Veterinary Sciences Centre, University College Dublin, Belfield, Dublin, Ireland.
Conway Institute of Biomedical and Biomolecular Research, University College Dublin, Belfield, Dublin, Ireland.
J Gen Virol. 2023 Feb;104(2). doi: 10.1099/jgv.0.001821.
A novel proprietary formulation, ViruSAL, has previously been demonstrated to inhibit diverse enveloped viral infections and . We evaluated the ability of ViruSAL to inhibit SARS-CoV-2 (severe acute respiratory syndrome coronavirus-2) infectivity using physiologically relevant models of the human bronchial epithelium, to model early infection of the upper respiratory tract. ViruSAL potently inhibited SARS-CoV-2 infection of human bronchial epithelial cells cultured as an air-liquid interface (ALI) model, in a concentration- and time-dependent manner. Viral infection was completely inhibited when ViruSAL was added to bronchial airway models prior to infection. Importantly, ViruSAL also inhibited viral infection when added to ALI models post-infection. No evidence of cellular toxicity was detected in ViruSAL-treated cells at concentrations that completely abrogated viral infectivity. Moreover, intranasal instillation of ViruSAL to a rat model did not result in any toxicity or pathological changes. Together these findings highlight the potential for ViruSAL as a novel and potent antiviral for use within clinical and prophylactic settings.

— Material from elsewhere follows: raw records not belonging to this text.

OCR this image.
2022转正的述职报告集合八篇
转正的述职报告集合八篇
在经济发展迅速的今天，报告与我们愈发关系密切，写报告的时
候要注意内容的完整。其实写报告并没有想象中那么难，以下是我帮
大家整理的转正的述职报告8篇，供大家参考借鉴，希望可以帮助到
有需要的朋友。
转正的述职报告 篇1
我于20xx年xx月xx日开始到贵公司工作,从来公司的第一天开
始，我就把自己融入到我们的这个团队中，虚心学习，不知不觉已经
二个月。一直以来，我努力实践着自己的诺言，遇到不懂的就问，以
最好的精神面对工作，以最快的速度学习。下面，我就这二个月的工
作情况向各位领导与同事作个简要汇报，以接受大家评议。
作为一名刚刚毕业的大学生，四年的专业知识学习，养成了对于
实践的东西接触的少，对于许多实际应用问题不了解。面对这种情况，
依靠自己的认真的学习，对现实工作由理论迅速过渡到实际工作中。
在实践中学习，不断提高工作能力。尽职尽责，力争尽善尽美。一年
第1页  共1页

一种新型专利配方 ViruSAL 此前已被证明能够抑制多种包膜病毒感染。我们评估了 ViruSAL 抑制 SARS-CoV-2(严重急性呼吸综合征冠状病毒-2)感染的能力,使用人类支气管上皮细胞的生理相关模型,模拟上呼吸道的早期感染。ViruSAL 以浓度和时间依赖的方式强烈抑制培养的作为气液界面 (ALI) 模型的人支气管上皮细胞中的 SARS-CoV-2 感染。在感染前将 ViruSAL 添加到支气管气道模型中时,病毒感染完全被抑制。重要的是,当将 ViruSAL 添加到感染后的 ALI 模型中时,也抑制了病毒感染。在完全消除病毒感染性的浓度下,ViruSAL 处理的细胞中未检测到细胞毒性的证据。此外,鼻内滴注 ViruSAL 到大鼠模型中不会导致任何毒性或病理变化。这些发现共同强调了 ViruSAL 作为一种新型强效抗病毒药物在临床和预防环境中的应用潜力。